Les temps changent...
La crise financière a provoqué une révolution au niveau de la politique monétaire. Les banques centrales ont utilisé/utilisent des instruments que nous n'aurions pas jugés possibles il y a 15 ans. Taux négatifs, forward guidance, politique monétaire quantitative, nous nous y sommes depuis habitués. Considérée comme provisoire, le temps de pouvoir résister à une crise exceptionnelle, cette politique prend néanmoins de plus en plus un caractère permanent. Même aux États-Unis, où l'économie semble de nouveau sur les rails, la Fed est en train de réfléchir à une adaptation de son cadre de politique en fonction de l'expérience de l'après-crise.

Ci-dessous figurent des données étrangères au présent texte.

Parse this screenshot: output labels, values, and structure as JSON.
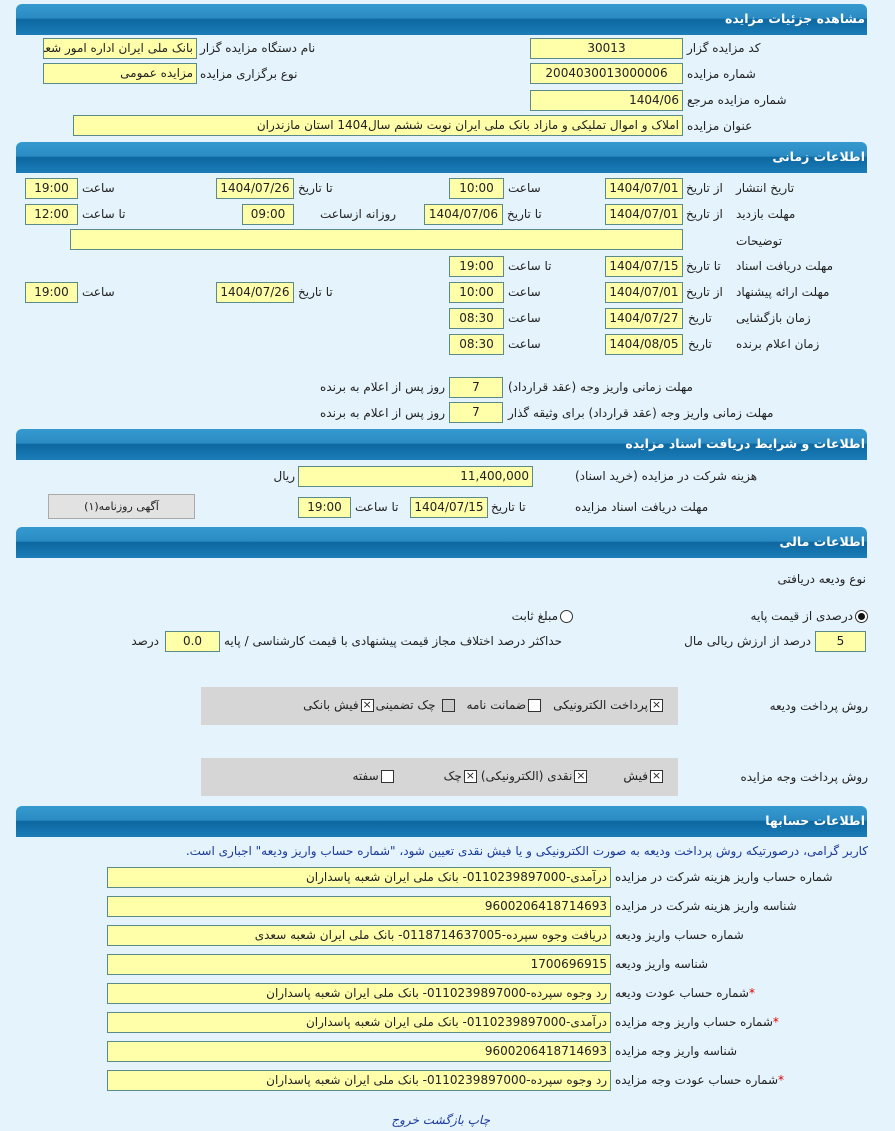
{
  "header": {
    "title": "مشاهده جزئیات مزایده"
  },
  "details": {
    "code_label": "کد مزایده گزار",
    "code": "30013",
    "org_label": "نام دستگاه مزایده گزار",
    "org": "بانک ملی ایران اداره امور شعب",
    "number_label": "شماره مزایده",
    "number": "2004030013000006",
    "type_label": "نوع برگزاری مزایده",
    "type": "مزایده عمومی",
    "ref_label": "شماره مزایده مرجع",
    "ref": "1404/06",
    "title_label": "عنوان مزایده",
    "title": "املاک و اموال تملیکی و مازاد بانک ملی ایران نوبت ششم سال1404 استان مازندران"
  },
  "timing": {
    "section_title": "اطلاعات زمانی",
    "from_date": "از تاریخ",
    "to_date": "تا تاریخ",
    "time": "ساعت",
    "to_time": "تا ساعت",
    "date": "تاریخ",
    "daily_from": "روزانه ازساعت",
    "publish": {
      "label": "تاریخ انتشار",
      "from": "1404/07/01",
      "from_time": "10:00",
      "to": "1404/07/26",
      "to_time": "19:00"
    },
    "visit": {
      "label": "مهلت بازدید",
      "from": "1404/07/01",
      "to": "1404/07/06",
      "daily_from": "09:00",
      "to_time": "12:00"
    },
    "notes": {
      "label": "توضیحات",
      "value": ""
    },
    "doc_receipt": {
      "label": "مهلت دریافت اسناد",
      "to": "1404/07/15",
      "to_time": "19:00"
    },
    "bid": {
      "label": "مهلت ارائه پیشنهاد",
      "from": "1404/07/01",
      "from_time": "10:00",
      "to": "1404/07/26",
      "to_time": "19:00"
    },
    "opening": {
      "label": "زمان بازگشایی",
      "date": "1404/07/27",
      "time": "08:30"
    },
    "winner": {
      "label": "زمان اعلام برنده",
      "date": "1404/08/05",
      "time": "08:30"
    },
    "payment_deadline": {
      "label": "مهلت زمانی واریز وجه (عقد قرارداد)",
      "value": "7",
      "suffix": "روز پس از اعلام به برنده"
    },
    "collateral_deadline": {
      "label": "مهلت زمانی واریز وجه (عقد قرارداد) برای وثیقه گذار",
      "value": "7",
      "suffix": "روز پس از اعلام به برنده"
    }
  },
  "documents": {
    "section_title": "اطلاعات و شرایط دریافت اسناد مزایده",
    "fee_label": "هزینه شرکت در مزایده (خرید اسناد)",
    "fee": "11,400,000",
    "currency": "ریال",
    "deadline_label": "مهلت دریافت اسناد مزایده",
    "to_date": "تا تاریخ",
    "date": "1404/07/15",
    "to_time": "تا ساعت",
    "time": "19:00",
    "ad_button": "آگهی روزنامه(۱)"
  },
  "financial": {
    "section_title": "اطلاعات مالی",
    "deposit_type_label": "نوع ودیعه دریافتی",
    "option_percent": "درصدی از قیمت پایه",
    "option_fixed": "مبلغ ثابت",
    "selected": "percent",
    "percent_value": "5",
    "percent_label": "درصد از ارزش ریالی مال",
    "max_diff_label": "حداکثر درصد اختلاف مجاز قیمت پیشنهادی با قیمت کارشناسی / پایه",
    "max_diff": "0.0",
    "percent_unit": "درصد",
    "deposit_method_label": "روش پرداخت ودیعه",
    "deposit_methods": [
      {
        "label": "پرداخت الکترونیکی",
        "checked": true
      },
      {
        "label": "ضمانت نامه",
        "checked": false
      },
      {
        "label": "چک تضمینی",
        "checked": false
      },
      {
        "label": "فیش بانکی",
        "checked": true
      }
    ],
    "payment_method_label": "روش پرداخت وجه مزایده",
    "payment_methods": [
      {
        "label": "فیش",
        "checked": true
      },
      {
        "label": "نقدی (الکترونیکی)",
        "checked": true
      },
      {
        "label": "چک",
        "checked": true
      },
      {
        "label": "سفته",
        "checked": false
      }
    ]
  },
  "accounts": {
    "section_title": "اطلاعات حسابها",
    "notice": "کاربر گرامی، درصورتیکه روش پرداخت ودیعه به صورت الکترونیکی و یا فیش نقدی تعیین شود، \"شماره حساب واریز ودیعه\" اجباری است.",
    "rows": [
      {
        "label": "شماره حساب واریز هزینه شرکت در مزایده",
        "value": "درآمدی-0110239897000- بانک ملی ایران شعبه پاسداران",
        "required": false
      },
      {
        "label": "شناسه واریز هزینه شرکت در مزایده",
        "value": "9600206418714693",
        "required": false
      },
      {
        "label": "شماره حساب واریز ودیعه",
        "value": "دریافت وجوه سپرده-0118714637005- بانک ملی ایران شعبه سعدی",
        "required": false
      },
      {
        "label": "شناسه واریز ودیعه",
        "value": "1700696915",
        "required": false
      },
      {
        "label": "شماره حساب عودت ودیعه",
        "value": "رد وجوه سپرده-0110239897000- بانک ملی ایران شعبه پاسداران",
        "required": true
      },
      {
        "label": "شماره حساب واریز وجه مزایده",
        "value": "درآمدی-0110239897000- بانک ملی ایران شعبه پاسداران",
        "required": true
      },
      {
        "label": "شناسه واریز وجه مزایده",
        "value": "9600206418714693",
        "required": false
      },
      {
        "label": "شماره حساب عودت وجه مزایده",
        "value": "رد وجوه سپرده-0110239897000- بانک ملی ایران شعبه پاسداران",
        "required": true
      }
    ]
  },
  "footer": {
    "print": "چاپ",
    "back": "بازگشت",
    "exit": "خروج"
  },
  "colors": {
    "header": "#1b7db8",
    "field": "#ffffaa",
    "background": "#e5f3fc"
  }
}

Petit résumé. Après les années 70, la lutte contre l'inflation était devenue la priorité monétaire. Certaines banques centrales, comme la Bundesbank, ont parfois même toléré une récession afin de pouvoir combattre l'inflation via une politique monétaire stricte. L'idéal était d'atteindre une inflation tournant autour de 2%, et plutôt légèrement en dessous qu'au-dessus de cette barre. Cette approche a également porté ses fruits au cours d'une longue période de recul de l'inflation, de baisse des taux et de croissance relativement bonne. Si l'inflation constitue la priorité de la politique, vous devez également être prudent au niveau du crédit et de la création de liquidité. Dans une économie qui progresse, on a besoin de plus d'argent. La contrepartie d'un accroissement de la liquidité est une expansion du bilan de la banque centrale, mais ce processus est surveillé de près.

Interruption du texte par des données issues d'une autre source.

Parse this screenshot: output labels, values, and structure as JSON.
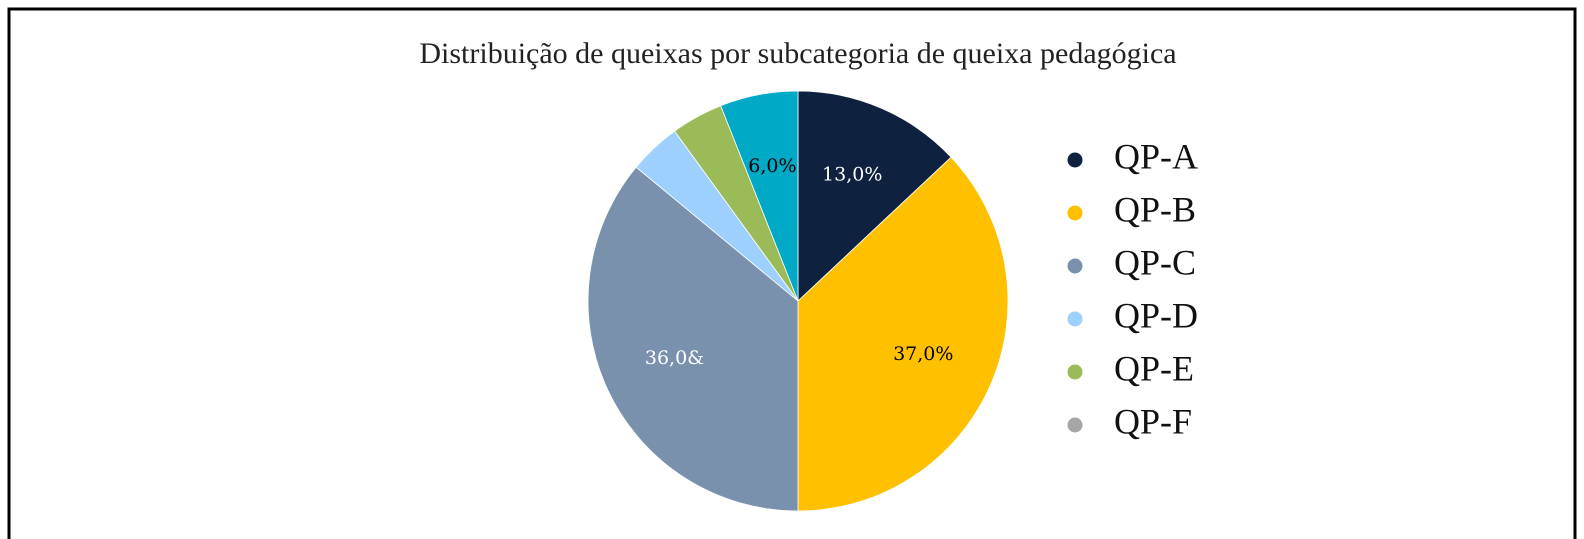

Pendant et après la crise, les cartes ont été totalement rebattues. Alors même que cette crise était au moins en partie due à un excès de crédit, l'inflation n'a pas augmenté. Au contraire, l'économie menaçait de plonger dans une spirale déflationniste, avec une croissance freinée par la baisse des prix. Même des taux extrêmement bas (nuls ou négatifs) ont à peine permis d'atténuer ce risque. Les banques centrales ont injecté de l'argent dans l'économie via des achats d'obligations. Mais même après cette "impression" de billets, l'inflation est restée inférieure au niveau de 2% souhaité. Beaucoup de facteurs pèsent dans ce débat, mais si dix années de politique non conventionnelle, avec recours à la planche à billets, n'ont pas permis d'alimenter l'inflation, on peut alors tout doucement se demander si une banque centrale n'aurait pas plutôt intérêt à créer de l'argent "de manière structurelle" et/ou octroyer des crédits, aux gouvernements par exemple. Ce qui nous amène à la théorie monétaire moderne ("Modern Monetary Theory" ou MMT).
Entre ce type de considérations théoriques et la mise en œuvre concrète d'une nouvelle politique, il y a encore un grand pas à franchir. Cela fait déjà toutefois quelque temps que la Fed réfléchit à des pistes de ce genre. Dans ses discours, et notamment celui de mardi soir, le président de la Fed, Jerome Powell, a déjà glissé quelques indices. En cas de nouvelle décélération de la croissance ou de récession, même si celle-ci n'a pas la même ampleur que la "grande crise", la Fed continuera de puiser dans son nouvel arsenal. Le qualificatif de "non conventionnel" ne peut plus s'appliquer à la forward guidance et aux achats d'actifs. Ils font désormais partie de l'arsenal normal de la banque. En temps de croissance normale, le bilan de la Fed restera également plus important qu'auparavant. La banque centrale a aussi adapté son angle de vue par rapport à l'inflation. Elle envisage désormais de compenser des périodes d'inflation trop basse par des périodes où l'inflation pourrait rester pendant un temps supérieure à 2%. Elle viserait donc une sorte de moyenne à long terme. Cela nous amène un autre point d'interrogation: cette moyenne devrait-elle être égale à 2% ou pourrait-elle aussi être légèrement supérieure s'il apparaît que cela aide à contenir le chômage et/ou à doper les salaires?
Ce type de débat fondamental sur l'essence même de la politique monétaire divise beaucoup. Il est peut-être encore trop tôt pour parler d'un véritable "changement de paradigme", mais la conclusion est que, jusqu'à nouvel ordre, la tendance sera probablement à un peu plus d'inflation, de liquidité, de crédit et peut-être aussi de déficits budgétaires. Si, à terme, l'inflation devient trop élevée, cette nouvelle approche devra être réexaminée. Mais pour l'heure, les autorités monétaires n'ont pas vraiment de raisons de ne pas appliquer, au moins en partie, ce raisonnement dans leur politique.